Deixo de lado o mal que se praticou com d. Lucino Mendes de Almeida,
um ilustre bispo, porque é um desdobramento das distorções
que a "restauração" reservou para São
Paulo. Trata-se de uma inversão grotesca, que não
honra a imaginação dos que a puseram em prática
- atos sem grandeza e destituídos de sentido. Porque há
algo ainda mais escandaloso: as violências que se pretendem
impor a d. Pedro Casadáliga, bispo de São Félix
do Araguaia. Um poeta, pertencente a uma plêiade de grandes
homens da Igreja Católica, no Norte e no Nordeste, um sacerdote
de incomparável coragem física e moral, um defensor
enérgico dos índios e dos pobres mais oprimidos e
espoliados. É um símbolo da renovação,
da Igreja revolucionária, que repele a hipocrisia, a covardia,
o poder, a ostentação. Mexer com ele, tentar condená-lo!
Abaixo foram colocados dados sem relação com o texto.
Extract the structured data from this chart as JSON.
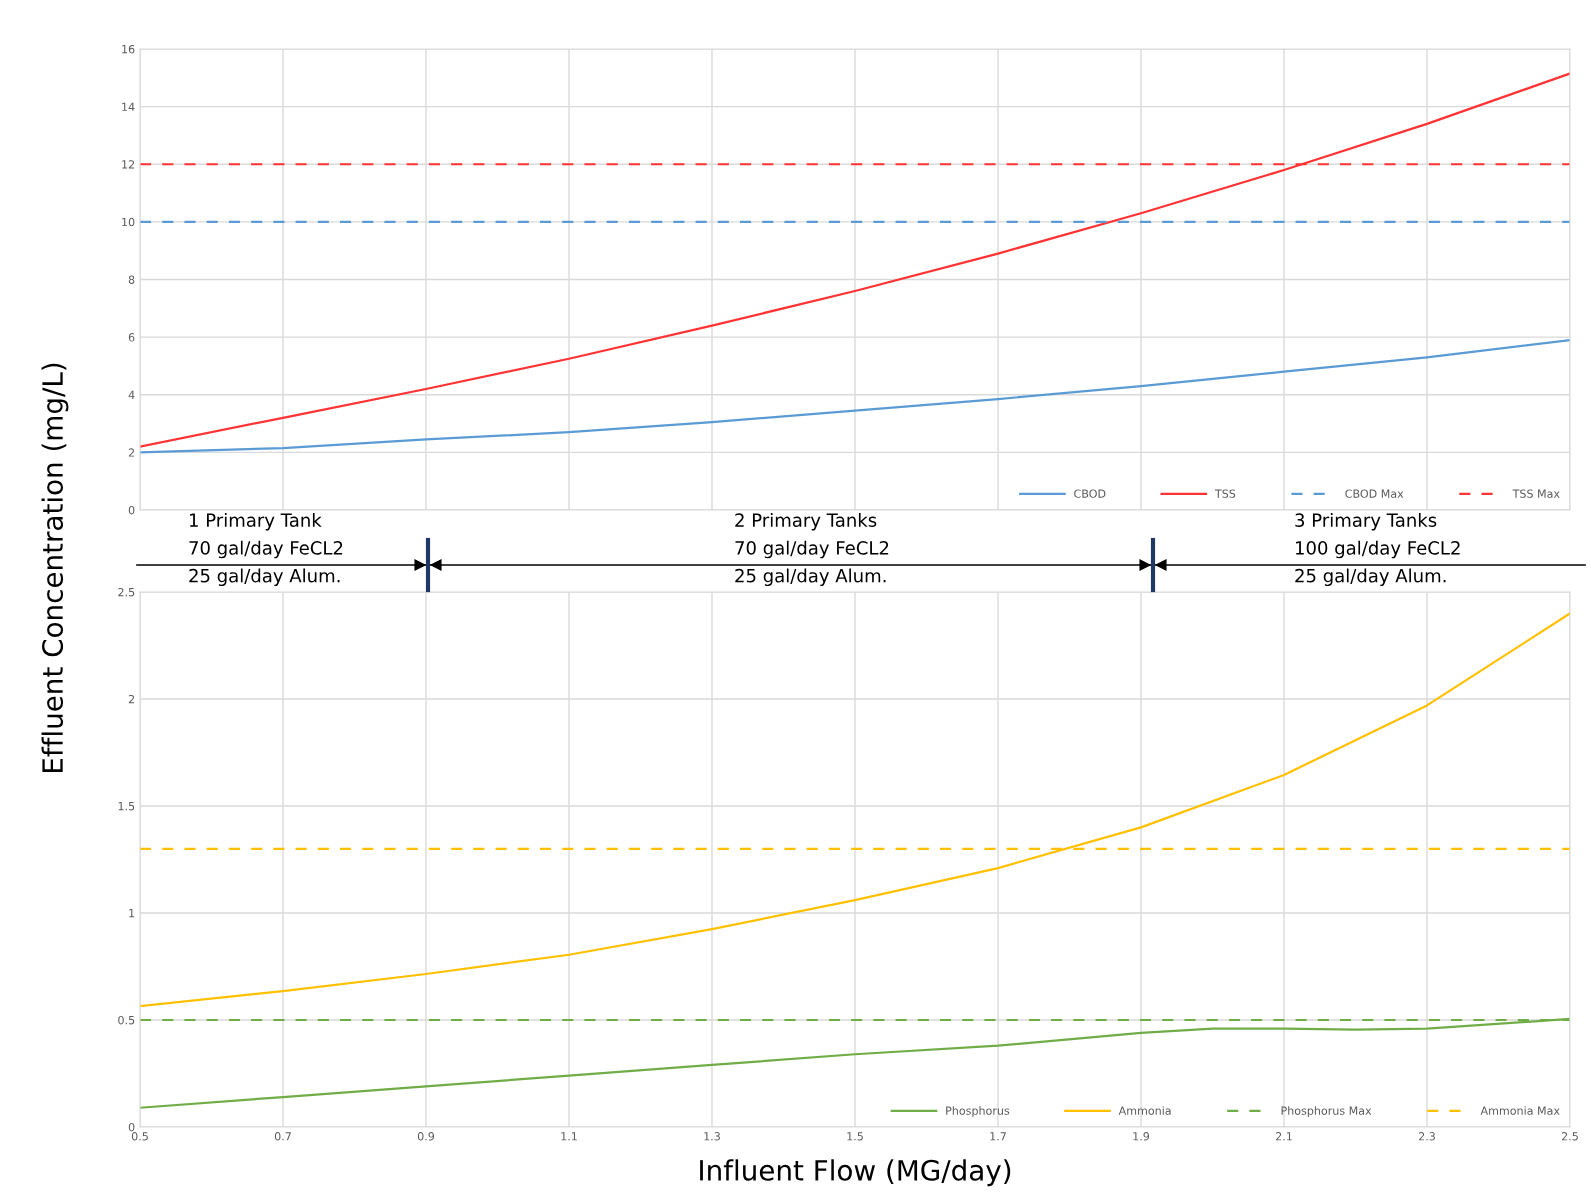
{
  "chart_data": [
    {
      "type": "line",
      "ylabel": "Effluent Concentration (mg/L)",
      "xlim": [
        0.5,
        2.5
      ],
      "ylim": [
        0,
        16
      ],
      "yticks": [
        0,
        2,
        4,
        6,
        8,
        10,
        12,
        14,
        16
      ],
      "xticks": [
        0.5,
        0.7,
        0.9,
        1.1,
        1.3,
        1.5,
        1.7,
        1.9,
        2.1,
        2.3,
        2.5
      ],
      "tick_labels": "y",
      "grid": true,
      "legend": "bottom right",
      "marker": "none",
      "x": [
        0.5,
        0.7,
        0.9,
        1.1,
        1.3,
        1.5,
        1.7,
        1.9,
        2.1,
        2.3,
        2.5
      ],
      "series": [
        {
          "name": "CBOD",
          "color": "#5b9bd5",
          "line_style": "solid",
          "values": [
            2.0,
            2.15,
            2.45,
            2.7,
            3.05,
            3.45,
            3.85,
            4.3,
            4.8,
            5.3,
            5.9
          ]
        },
        {
          "name": "TSS",
          "color": "#ff3333",
          "line_style": "solid",
          "values": [
            2.2,
            3.2,
            4.2,
            5.25,
            6.4,
            7.6,
            8.9,
            10.3,
            11.8,
            13.4,
            15.15
          ]
        },
        {
          "name": "CBOD Max",
          "color": "#5b9bd5",
          "line_style": "dashed",
          "x": [
            0.5,
            2.5
          ],
          "values": [
            10,
            10
          ]
        },
        {
          "name": "TSS Max",
          "color": "#ff3333",
          "line_style": "dashed",
          "x": [
            0.5,
            2.5
          ],
          "values": [
            12,
            12
          ]
        }
      ],
      "annotations": [
        "1 Primary Tank\n70 gal/day FeCL2\n25 gal/day Alum.",
        "2 Primary Tanks\n70 gal/day FeCL2\n25 gal/day Alum.",
        "3 Primary Tanks\n100 gal/day FeCL2\n25 gal/day Alum."
      ]
    },
    {
      "type": "line",
      "xlabel": "Influent Flow (MG/day)",
      "xlim": [
        0.5,
        2.5
      ],
      "ylim": [
        0,
        2.5
      ],
      "xticks": [
        0.5,
        0.7,
        0.9,
        1.1,
        1.3,
        1.5,
        1.7,
        1.9,
        2.1,
        2.3,
        2.5
      ],
      "yticks": [
        0,
        0.5,
        1,
        1.5,
        2,
        2.5
      ],
      "grid": true,
      "legend": "bottom right",
      "marker": "none",
      "x": [
        0.5,
        0.7,
        0.9,
        1.1,
        1.3,
        1.5,
        1.7,
        1.9,
        2.1,
        2.3,
        2.5
      ],
      "series": [
        {
          "name": "Phosphorus",
          "color": "#70ad47",
          "line_style": "solid",
          "x": [
            0.5,
            0.7,
            0.9,
            1.1,
            1.3,
            1.5,
            1.7,
            1.9,
            2.0,
            2.1,
            2.2,
            2.3,
            2.5
          ],
          "values": [
            0.09,
            0.14,
            0.19,
            0.24,
            0.29,
            0.34,
            0.38,
            0.44,
            0.46,
            0.46,
            0.455,
            0.46,
            0.505
          ]
        },
        {
          "name": "Ammonia",
          "color": "#ffc000",
          "line_style": "solid",
          "values": [
            0.565,
            0.635,
            0.715,
            0.805,
            0.925,
            1.06,
            1.21,
            1.4,
            1.645,
            1.97,
            2.4
          ]
        },
        {
          "name": "Phosphorus Max",
          "color": "#70ad47",
          "line_style": "dashed",
          "x": [
            0.5,
            2.5
          ],
          "values": [
            0.5,
            0.5
          ]
        },
        {
          "name": "Ammonia Max",
          "color": "#ffc000",
          "line_style": "dashed",
          "x": [
            0.5,
            2.5
          ],
          "values": [
            1.3,
            1.3
          ]
        }
      ]
    }
  ]
}
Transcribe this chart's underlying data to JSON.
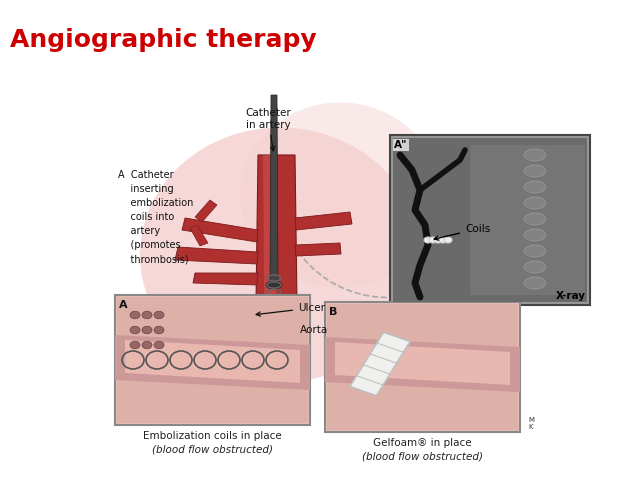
{
  "title": "Angiographic therapy",
  "title_color": "#cc0000",
  "title_fontsize": 18,
  "title_fontweight": "bold",
  "background_color": "#ffffff",
  "fig_width": 6.38,
  "fig_height": 4.79,
  "dpi": 100,
  "label_A_text": "A  Catheter\n    inserting\n    embolization\n    coils into\n    artery\n    (promotes\n    thrombosis)",
  "label_catheter_line1": "Catheter",
  "label_catheter_line2": "in artery",
  "label_ulcer": "Ulcer",
  "label_aorta": "Aorta",
  "label_coils": "Coils",
  "label_xray": "X-ray",
  "label_A2": "A\"",
  "label_boxA": "A",
  "label_boxB": "B",
  "caption_A_line1": "Embolization coils in place",
  "caption_A_line2": "(blood flow obstructed)",
  "caption_B_line1": "Gelfoam® in place",
  "caption_B_line2": "(blood flow obstructed)"
}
Em nome do quê? A Igreja Católica restaurada pretende
selecionar seus mártires entre as suas melhores e mais representativas
figuras?
Este não é o momento de calar, de recorrer à
solidariedade convencional. Travamos os mesmos combates, tendo em
vista objetivos análogos, embora defendamos valores por vezes
em conflito e empreguemos meios diferentes de luta para formar o
novo homem e a nova sociedade. Orgulho-me desses companheiros de
viagem e declaro meu integral repudio às injustiças
que estão enfrentando. Sem acreditar em milagres, espero
que o bom senso prevaleça, porque a Igreja Católica
não pode, nos dias que correm, produzir mártires como
se ela fosse uma réplica barata das ditaduras mais hediondas
de nossa era. Como combater Pinochet com uma das mãos (embora
ignorando o destino trágico do Haiti) e com a outra destruir
sacerdotes, bispos e cardeais que se batem contra Pinochet, como
se opõem, em campo aberto, destemidos, contra o despotismo
militar e o ódio arrasador da violência civil "conservadora"?